On Behalf of | Oct 6, 2020 | Blog, Estate Planning & Administration |

It may be possible to sign more than one copy of your will without running afoul of Pennsylvania law. However, it may not necessarily be in your best interest to do so. Let’s take a look at a few of the issues that may arise if you sign multiple copies of your last will and testament.

The terms of your will could change

Let’s say that you decide to update your will after the birth of a child or after you get divorced. If you forget to destroy all copies of your previous will, there is a chance that an outdated document could be presented to a probate judge after your death.

Your will could contain sensitive information

A will is a highly personal document that may contain information that you don’t want others to see until after you have passed on. Therefore, providing a signed copy of your will to an adult child or a close personal friend might still feel like an invasion of your privacy.
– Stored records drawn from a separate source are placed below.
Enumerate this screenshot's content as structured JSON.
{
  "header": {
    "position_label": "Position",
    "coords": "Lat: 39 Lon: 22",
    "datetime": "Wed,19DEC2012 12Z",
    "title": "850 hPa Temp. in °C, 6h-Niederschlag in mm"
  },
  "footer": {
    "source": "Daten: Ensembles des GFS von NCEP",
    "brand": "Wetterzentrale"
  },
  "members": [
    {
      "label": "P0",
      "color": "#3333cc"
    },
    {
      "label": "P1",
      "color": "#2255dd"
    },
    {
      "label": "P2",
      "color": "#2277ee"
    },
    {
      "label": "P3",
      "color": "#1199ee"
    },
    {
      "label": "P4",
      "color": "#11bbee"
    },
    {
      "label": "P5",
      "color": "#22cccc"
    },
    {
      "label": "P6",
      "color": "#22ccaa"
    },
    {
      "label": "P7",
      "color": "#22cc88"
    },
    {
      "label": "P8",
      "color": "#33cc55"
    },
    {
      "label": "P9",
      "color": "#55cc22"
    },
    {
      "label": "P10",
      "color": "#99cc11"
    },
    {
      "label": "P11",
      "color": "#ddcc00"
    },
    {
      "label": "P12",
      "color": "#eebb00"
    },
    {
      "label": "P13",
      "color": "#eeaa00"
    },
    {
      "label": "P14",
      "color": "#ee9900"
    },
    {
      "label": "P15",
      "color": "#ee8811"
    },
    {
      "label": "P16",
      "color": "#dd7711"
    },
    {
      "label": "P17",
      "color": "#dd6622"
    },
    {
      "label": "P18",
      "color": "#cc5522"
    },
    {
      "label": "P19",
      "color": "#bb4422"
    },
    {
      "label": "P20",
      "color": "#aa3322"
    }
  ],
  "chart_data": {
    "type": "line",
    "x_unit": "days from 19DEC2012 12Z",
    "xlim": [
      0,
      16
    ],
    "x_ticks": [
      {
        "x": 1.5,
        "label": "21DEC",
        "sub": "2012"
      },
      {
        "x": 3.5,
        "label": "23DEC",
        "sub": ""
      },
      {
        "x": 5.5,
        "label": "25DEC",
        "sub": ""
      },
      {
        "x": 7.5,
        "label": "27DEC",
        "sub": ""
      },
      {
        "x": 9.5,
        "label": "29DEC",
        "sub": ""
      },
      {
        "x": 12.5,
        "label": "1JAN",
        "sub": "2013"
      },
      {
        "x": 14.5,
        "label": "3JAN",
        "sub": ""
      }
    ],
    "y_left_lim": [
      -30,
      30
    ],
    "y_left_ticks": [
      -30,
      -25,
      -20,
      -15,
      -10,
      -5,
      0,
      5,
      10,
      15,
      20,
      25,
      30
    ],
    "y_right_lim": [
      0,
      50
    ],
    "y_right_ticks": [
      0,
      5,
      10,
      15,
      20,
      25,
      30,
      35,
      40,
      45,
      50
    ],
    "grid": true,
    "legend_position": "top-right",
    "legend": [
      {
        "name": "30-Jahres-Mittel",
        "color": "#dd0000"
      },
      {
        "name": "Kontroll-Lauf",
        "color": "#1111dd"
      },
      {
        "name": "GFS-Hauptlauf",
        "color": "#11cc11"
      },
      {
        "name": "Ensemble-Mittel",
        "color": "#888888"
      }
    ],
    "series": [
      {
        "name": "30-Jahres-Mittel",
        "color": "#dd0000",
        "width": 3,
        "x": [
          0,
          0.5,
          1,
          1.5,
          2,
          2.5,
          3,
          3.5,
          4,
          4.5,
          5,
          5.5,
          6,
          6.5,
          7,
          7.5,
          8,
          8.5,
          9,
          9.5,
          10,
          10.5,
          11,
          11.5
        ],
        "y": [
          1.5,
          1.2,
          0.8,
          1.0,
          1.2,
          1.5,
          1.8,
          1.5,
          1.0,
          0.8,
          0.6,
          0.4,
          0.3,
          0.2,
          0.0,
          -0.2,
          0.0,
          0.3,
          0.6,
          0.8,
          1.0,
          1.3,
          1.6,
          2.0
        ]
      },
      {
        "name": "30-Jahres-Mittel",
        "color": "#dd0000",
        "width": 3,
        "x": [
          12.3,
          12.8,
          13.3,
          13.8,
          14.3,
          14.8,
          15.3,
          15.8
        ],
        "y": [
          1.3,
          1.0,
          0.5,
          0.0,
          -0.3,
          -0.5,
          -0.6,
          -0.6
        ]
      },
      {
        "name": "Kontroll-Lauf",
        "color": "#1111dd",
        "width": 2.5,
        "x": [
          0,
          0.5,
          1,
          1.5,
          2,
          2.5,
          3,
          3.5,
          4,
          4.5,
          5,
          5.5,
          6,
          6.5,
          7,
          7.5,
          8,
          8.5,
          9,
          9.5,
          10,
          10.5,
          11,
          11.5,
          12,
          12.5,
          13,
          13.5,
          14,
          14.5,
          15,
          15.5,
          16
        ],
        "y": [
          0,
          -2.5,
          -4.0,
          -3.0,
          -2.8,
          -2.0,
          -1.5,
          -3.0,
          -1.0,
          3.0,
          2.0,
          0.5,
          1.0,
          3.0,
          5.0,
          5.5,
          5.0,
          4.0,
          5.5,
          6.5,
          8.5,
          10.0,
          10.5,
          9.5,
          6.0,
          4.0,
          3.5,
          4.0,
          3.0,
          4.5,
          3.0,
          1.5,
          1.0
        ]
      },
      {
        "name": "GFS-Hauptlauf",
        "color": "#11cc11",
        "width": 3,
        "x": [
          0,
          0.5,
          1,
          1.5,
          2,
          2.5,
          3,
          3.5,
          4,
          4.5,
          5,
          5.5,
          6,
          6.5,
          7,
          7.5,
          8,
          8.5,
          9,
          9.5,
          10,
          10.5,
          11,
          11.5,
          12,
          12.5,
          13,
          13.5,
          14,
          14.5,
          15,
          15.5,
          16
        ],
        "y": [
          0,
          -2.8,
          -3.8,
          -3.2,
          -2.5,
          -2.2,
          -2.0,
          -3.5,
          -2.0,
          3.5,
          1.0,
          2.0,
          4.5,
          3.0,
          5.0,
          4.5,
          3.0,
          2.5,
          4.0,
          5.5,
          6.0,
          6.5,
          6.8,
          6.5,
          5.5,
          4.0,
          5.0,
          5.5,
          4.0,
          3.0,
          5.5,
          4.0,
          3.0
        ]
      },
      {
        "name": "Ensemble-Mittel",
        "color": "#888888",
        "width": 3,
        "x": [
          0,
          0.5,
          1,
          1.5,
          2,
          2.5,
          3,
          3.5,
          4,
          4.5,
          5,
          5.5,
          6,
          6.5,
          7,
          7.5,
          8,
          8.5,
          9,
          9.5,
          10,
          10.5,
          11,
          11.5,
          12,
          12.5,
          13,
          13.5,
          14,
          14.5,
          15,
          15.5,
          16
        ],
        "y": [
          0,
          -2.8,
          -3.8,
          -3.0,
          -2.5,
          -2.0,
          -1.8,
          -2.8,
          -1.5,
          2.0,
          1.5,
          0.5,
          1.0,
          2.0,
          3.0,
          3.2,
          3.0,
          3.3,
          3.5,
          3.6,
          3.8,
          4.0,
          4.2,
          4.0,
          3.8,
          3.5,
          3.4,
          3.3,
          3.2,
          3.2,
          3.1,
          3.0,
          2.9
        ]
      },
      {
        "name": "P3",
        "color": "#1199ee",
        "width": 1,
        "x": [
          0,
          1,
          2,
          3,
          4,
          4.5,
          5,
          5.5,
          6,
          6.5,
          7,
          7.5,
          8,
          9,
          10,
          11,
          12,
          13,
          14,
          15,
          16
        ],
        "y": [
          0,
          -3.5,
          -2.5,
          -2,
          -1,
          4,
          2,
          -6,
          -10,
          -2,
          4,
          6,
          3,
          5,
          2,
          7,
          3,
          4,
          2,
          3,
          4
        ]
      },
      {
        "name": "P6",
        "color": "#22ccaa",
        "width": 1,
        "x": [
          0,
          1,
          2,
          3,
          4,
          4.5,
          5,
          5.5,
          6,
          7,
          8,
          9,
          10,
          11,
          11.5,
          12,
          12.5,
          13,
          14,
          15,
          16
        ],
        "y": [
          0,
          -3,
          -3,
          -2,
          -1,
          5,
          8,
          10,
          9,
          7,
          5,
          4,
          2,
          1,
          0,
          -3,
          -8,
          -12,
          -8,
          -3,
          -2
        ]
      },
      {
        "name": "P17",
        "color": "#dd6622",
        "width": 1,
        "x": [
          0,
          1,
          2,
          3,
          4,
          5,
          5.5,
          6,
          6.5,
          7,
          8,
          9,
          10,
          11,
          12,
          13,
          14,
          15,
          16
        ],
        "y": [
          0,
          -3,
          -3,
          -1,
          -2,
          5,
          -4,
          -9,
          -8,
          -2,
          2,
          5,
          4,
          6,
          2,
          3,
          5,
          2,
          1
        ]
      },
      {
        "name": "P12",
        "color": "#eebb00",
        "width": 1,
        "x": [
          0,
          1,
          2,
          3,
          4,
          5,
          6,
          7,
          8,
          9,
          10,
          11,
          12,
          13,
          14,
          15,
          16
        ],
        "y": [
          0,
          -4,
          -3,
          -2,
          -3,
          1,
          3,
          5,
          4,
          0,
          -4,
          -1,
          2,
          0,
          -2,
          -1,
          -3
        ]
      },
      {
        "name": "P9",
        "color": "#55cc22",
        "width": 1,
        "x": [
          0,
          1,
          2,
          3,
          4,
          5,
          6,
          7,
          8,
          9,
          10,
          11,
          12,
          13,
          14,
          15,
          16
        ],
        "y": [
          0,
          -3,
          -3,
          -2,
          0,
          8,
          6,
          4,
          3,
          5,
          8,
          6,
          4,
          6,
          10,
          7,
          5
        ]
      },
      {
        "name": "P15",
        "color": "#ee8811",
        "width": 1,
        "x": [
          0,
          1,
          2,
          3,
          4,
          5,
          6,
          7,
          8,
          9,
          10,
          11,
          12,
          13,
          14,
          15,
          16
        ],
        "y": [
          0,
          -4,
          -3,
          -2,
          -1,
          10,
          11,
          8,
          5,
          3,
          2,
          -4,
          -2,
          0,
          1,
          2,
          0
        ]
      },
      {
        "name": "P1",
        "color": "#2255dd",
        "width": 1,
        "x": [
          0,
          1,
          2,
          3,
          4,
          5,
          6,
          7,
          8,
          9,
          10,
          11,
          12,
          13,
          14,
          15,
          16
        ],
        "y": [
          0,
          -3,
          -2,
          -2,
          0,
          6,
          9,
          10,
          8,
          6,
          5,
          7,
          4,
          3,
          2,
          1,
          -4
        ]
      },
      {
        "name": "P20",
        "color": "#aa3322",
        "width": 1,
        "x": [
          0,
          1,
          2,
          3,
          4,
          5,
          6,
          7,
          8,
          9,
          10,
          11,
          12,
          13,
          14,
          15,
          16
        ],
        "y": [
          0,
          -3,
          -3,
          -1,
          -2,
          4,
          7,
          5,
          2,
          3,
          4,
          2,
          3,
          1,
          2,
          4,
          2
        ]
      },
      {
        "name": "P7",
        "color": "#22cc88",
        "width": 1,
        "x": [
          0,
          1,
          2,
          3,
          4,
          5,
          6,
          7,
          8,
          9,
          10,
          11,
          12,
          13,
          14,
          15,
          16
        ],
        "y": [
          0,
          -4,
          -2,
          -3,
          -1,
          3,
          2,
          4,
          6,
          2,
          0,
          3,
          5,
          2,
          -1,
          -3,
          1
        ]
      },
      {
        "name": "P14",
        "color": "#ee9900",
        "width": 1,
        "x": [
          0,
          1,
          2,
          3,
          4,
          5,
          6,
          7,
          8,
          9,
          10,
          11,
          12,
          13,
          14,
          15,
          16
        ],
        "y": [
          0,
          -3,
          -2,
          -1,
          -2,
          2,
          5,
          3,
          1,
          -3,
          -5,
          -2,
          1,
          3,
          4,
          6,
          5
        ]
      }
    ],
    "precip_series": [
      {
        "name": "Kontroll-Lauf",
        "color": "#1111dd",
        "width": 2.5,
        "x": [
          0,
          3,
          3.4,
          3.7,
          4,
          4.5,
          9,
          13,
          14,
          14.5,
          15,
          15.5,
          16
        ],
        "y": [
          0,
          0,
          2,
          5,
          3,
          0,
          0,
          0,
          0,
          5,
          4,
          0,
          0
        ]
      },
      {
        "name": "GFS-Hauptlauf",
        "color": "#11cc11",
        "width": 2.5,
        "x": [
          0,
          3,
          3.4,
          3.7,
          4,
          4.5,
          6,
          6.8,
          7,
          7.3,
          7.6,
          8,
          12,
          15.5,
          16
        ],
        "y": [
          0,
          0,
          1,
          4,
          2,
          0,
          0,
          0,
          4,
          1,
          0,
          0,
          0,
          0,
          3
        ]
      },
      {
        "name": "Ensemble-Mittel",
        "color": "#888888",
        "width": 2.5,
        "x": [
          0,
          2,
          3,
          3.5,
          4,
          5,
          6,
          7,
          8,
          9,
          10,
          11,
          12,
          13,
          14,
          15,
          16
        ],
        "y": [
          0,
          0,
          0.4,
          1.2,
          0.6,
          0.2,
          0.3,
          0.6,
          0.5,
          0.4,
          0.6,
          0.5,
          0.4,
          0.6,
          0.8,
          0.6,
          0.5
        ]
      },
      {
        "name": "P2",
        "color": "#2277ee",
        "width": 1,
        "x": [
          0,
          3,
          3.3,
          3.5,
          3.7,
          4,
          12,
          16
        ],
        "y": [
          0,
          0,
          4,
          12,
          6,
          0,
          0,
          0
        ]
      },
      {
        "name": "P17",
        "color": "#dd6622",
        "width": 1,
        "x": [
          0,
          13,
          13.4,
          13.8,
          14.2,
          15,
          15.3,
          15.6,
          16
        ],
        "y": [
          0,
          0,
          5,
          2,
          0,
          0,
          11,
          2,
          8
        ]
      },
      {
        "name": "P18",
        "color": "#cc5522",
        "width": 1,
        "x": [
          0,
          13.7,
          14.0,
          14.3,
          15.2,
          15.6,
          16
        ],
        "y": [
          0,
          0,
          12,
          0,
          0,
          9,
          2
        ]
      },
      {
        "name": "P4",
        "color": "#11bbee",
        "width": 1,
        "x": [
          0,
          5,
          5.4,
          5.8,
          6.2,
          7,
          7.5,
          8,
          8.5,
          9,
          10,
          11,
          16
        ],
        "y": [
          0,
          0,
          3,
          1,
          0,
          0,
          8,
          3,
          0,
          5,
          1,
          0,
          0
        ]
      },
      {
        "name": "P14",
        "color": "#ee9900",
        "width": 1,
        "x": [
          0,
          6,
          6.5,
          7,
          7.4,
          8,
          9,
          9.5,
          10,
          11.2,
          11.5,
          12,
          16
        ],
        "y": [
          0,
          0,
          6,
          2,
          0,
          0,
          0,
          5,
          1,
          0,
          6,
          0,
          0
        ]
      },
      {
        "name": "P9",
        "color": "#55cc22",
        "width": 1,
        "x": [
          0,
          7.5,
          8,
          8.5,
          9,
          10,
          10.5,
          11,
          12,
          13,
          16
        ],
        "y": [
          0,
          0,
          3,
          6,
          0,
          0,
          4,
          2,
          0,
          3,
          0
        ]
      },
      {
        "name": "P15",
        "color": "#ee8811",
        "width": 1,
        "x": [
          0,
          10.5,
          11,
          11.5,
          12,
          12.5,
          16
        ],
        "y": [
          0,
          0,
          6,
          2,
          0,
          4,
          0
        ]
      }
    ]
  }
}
While you may want to keep the exact language of your last will and testament a secret, it is generally a good idea to communicate your final wishes to family members during your lifetime. This can make it easier for a surviving parent, spouse or child to make sure that these wishes are granted.

You can create digital copies of your will

These days, most courts allow estate representatives or other authorized parties to submit wills electronically after a person dies. Therefore, there may be no need to have more than one physical copy of your will. Instead, you can simply scan the document onto a secure computer or server where it can be accessed by whoever needs it after you pass.

An estate planning attorney may help you determine whether you want or need to keep multiple copies of your will. If changes are made to your last will and testament, your attorney may be able to ensure that they are made in accordance with state law.